Black and Grey Silk Cleo

The Cleo skirt pattern is nearly ready HERE! This week, we’re putting the finishing touches on the layout, getting the yardage charts ready to share, working on the shop listing, and formatting the copy shop files. I’m hoping to have it ready to launch next week.

update: get the Cleo Skirt pattern in my shop

Black silk Cleo Skirt

One of my points of inspiration for this particular Cleo skirt was this image of a colorblocked black and grey skirt that I stumbled upon via Pinterest a few years back, though I really need a black henley to complete the look. Mental note: sew self black henley.

Black and Grey Silk Cleo

However, with this bow blouse from Target and my new 90’s-style glasses I think this look (which I sported for Christmas 2016) is still pretty great slash hilarious. I feel like a fancy librarian. And I mean that with much love, as my mom and littlest sister are both librarians.

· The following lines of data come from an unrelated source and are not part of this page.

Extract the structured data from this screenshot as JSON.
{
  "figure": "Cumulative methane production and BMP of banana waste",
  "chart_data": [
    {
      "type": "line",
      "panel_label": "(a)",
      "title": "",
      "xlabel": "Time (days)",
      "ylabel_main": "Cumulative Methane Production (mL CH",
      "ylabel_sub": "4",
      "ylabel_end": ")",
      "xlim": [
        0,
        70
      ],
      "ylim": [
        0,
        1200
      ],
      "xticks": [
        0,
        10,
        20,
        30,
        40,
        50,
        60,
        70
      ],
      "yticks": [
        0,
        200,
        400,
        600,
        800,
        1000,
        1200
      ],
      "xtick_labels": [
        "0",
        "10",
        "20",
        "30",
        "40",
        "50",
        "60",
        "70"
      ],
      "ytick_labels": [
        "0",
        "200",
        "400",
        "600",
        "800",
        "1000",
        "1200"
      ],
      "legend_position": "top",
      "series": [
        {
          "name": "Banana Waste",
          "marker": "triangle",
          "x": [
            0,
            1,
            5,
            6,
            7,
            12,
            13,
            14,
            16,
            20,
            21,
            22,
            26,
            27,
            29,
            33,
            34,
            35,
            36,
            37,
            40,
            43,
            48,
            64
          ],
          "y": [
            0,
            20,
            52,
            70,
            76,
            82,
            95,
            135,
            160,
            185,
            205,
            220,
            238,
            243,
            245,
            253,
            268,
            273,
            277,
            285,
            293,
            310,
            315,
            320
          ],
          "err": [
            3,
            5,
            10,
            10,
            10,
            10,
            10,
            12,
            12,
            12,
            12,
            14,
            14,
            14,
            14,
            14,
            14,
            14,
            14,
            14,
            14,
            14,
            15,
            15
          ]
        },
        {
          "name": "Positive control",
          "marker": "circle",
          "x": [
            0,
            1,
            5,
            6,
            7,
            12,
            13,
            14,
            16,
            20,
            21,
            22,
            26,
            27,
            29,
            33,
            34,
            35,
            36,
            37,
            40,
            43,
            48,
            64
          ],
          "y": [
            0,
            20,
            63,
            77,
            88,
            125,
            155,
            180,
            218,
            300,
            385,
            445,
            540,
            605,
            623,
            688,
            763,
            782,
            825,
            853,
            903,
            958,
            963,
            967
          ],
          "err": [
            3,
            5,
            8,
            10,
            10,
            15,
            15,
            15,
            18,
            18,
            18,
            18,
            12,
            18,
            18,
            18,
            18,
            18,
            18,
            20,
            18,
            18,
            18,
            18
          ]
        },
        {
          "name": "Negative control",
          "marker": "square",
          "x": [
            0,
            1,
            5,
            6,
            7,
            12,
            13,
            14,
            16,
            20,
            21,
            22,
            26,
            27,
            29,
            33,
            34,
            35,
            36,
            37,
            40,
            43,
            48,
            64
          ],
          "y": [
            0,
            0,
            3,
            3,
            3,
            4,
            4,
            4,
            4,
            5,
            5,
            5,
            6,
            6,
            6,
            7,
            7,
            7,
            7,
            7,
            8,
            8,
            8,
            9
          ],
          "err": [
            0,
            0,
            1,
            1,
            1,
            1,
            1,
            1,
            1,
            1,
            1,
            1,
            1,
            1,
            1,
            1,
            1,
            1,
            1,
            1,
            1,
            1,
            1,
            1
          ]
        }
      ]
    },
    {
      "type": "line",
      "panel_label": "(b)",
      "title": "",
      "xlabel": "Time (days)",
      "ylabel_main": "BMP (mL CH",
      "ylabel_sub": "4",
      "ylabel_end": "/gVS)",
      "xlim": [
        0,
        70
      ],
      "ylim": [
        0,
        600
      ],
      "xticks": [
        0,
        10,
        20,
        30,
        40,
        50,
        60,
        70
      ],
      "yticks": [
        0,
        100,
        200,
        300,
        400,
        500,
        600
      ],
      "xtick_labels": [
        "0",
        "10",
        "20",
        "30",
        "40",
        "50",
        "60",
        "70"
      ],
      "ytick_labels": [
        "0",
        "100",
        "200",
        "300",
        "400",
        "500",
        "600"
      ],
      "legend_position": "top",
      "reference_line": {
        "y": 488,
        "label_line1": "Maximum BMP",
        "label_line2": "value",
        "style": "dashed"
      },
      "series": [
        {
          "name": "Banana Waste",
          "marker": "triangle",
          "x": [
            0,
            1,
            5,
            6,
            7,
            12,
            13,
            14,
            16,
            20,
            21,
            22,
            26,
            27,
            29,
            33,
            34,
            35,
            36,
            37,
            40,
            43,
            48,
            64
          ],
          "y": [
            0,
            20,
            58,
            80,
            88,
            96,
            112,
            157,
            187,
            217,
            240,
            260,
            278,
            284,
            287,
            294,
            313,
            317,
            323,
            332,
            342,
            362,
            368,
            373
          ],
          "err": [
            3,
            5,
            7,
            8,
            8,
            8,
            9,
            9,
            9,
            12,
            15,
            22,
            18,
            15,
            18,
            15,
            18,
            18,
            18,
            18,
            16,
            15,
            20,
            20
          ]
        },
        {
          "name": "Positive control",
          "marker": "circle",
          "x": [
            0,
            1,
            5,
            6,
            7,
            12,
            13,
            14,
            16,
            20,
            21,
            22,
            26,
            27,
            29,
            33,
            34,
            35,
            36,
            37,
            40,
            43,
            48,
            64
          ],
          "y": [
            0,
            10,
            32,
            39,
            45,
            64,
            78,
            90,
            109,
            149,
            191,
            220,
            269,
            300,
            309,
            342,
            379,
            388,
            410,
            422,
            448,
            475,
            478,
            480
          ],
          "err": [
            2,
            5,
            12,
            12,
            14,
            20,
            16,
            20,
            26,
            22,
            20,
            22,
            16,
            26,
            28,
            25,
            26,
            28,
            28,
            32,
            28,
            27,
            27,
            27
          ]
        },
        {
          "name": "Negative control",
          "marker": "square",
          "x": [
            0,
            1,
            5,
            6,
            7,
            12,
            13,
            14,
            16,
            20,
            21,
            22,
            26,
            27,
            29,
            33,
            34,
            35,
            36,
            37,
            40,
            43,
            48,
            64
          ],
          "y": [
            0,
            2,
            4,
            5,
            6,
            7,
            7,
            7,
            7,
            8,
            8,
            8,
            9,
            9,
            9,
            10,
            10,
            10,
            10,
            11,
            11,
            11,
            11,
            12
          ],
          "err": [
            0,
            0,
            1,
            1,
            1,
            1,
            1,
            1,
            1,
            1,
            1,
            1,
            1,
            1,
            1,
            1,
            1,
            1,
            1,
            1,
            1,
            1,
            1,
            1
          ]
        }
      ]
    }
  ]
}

Mental note: take photo shushing the camera.

Black and Grey Silk Cleo

The silky fabric is a silk-cotton blend (read: machine washable, yay!!) by Robert Kaufman called “Radiance.” I bought some last year from Fiddlehead Artisan Supply, who have a fantastic selection of Radiance in numerous colors (disclaimer: Fiddlehead is a former sponsor of this blog) and I absolutely loved the fabric. Nichole at Robert Kaufman was kind enough to send us even more of it last spring when we started developing Cleo (and then subsequently put it on hold for other projects. Ahem). So, I’m excited to finally be able to show it off in my (almost-here-coming-soon) new pattern, as well as alert you to its existence, in case you’ve not stumbled across it before. Personally I find solid apparel fabrics really difficult to sift through online, so I always appreciate knowing what other people recommend. It’s light, super soft, drapey, and the reverse side is a more matte silk, which could also be really fun to sew for something with a less fancy effect.

Black and Grey Silk Cleo

Here it is in a more summery ensemble. Also slightly less wrinkly. It works best to steam rather than iron this fabric and I probably should have done more before taking these photos.

Black silk Cleo Skirt

This version of the Cleo pattern is “View A” and features cut-out pockets (sewn in with what I feel is a rather clever construction technique) and a contrast hem band. View B is longer, has inseam pockets, and was first introduced in this post.